А мы точно знали: об этом мечтать можно, а о другом — бесполезно. Вот у нас никогда ничего и не было. Теперь вот, мечтай — не хочу, а толку? Поезд уже ушел, и не светит нам никогда ничего такого, что светит твоим Ольге с Яриком! Да слава Богу, что хоть им светит. Я, с одной стороны, завидую, а с другой — за них радуюсь. Но я и за тебя хочу порадоваться. Хочу, чтобы ты, по свойственной тебе душевной доброте и дурости, свой последний шанс не упустила!
— Гетка, мне страшно тебя слушать. Этот твой последний шанс звучит почти как последний путь.
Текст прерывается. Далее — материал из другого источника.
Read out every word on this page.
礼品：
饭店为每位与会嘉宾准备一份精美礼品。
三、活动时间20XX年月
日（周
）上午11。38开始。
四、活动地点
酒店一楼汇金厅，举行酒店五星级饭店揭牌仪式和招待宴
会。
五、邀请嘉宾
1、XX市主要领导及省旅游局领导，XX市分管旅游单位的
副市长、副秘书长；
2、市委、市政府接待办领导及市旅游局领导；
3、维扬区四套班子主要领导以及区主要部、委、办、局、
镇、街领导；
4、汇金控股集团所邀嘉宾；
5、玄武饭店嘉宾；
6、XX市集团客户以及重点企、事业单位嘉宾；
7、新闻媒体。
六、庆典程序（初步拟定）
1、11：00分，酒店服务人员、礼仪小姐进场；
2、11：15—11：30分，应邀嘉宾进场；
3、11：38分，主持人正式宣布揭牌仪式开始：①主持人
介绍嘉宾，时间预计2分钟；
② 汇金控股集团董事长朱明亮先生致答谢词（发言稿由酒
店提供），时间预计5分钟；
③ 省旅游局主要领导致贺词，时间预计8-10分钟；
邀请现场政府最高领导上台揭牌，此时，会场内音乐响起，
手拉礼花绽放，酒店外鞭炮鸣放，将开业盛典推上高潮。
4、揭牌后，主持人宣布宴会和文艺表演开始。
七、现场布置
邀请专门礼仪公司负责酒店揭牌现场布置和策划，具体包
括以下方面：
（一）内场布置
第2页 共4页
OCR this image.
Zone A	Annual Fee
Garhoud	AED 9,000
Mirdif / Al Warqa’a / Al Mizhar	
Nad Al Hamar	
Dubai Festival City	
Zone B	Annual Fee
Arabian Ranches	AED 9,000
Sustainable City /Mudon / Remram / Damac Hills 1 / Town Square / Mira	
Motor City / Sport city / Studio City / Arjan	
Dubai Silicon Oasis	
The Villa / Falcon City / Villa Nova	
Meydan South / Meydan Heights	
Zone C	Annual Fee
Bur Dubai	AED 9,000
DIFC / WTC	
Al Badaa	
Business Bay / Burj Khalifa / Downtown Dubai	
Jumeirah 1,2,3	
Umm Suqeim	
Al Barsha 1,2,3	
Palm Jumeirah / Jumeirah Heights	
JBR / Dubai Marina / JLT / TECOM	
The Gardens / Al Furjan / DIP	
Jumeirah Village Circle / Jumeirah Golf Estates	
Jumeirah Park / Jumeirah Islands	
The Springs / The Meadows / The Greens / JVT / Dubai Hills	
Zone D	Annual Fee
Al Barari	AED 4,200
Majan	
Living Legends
— А мне плевать как звучит. Главное, чтобы ты до своего последнего пути успела побыть неодинокой. Перестань жалеть, что твой птенчик отправился в самостоятельный полет, и займись собой. Думаешь, я не помню, от скольких шансов ты уже отказалась из-за своего сестринства-материнства. Такие мужики попадались! И, главное, ради тебя были готовы на все.
— Не преувеличивай. Например, Александр не был готов на все.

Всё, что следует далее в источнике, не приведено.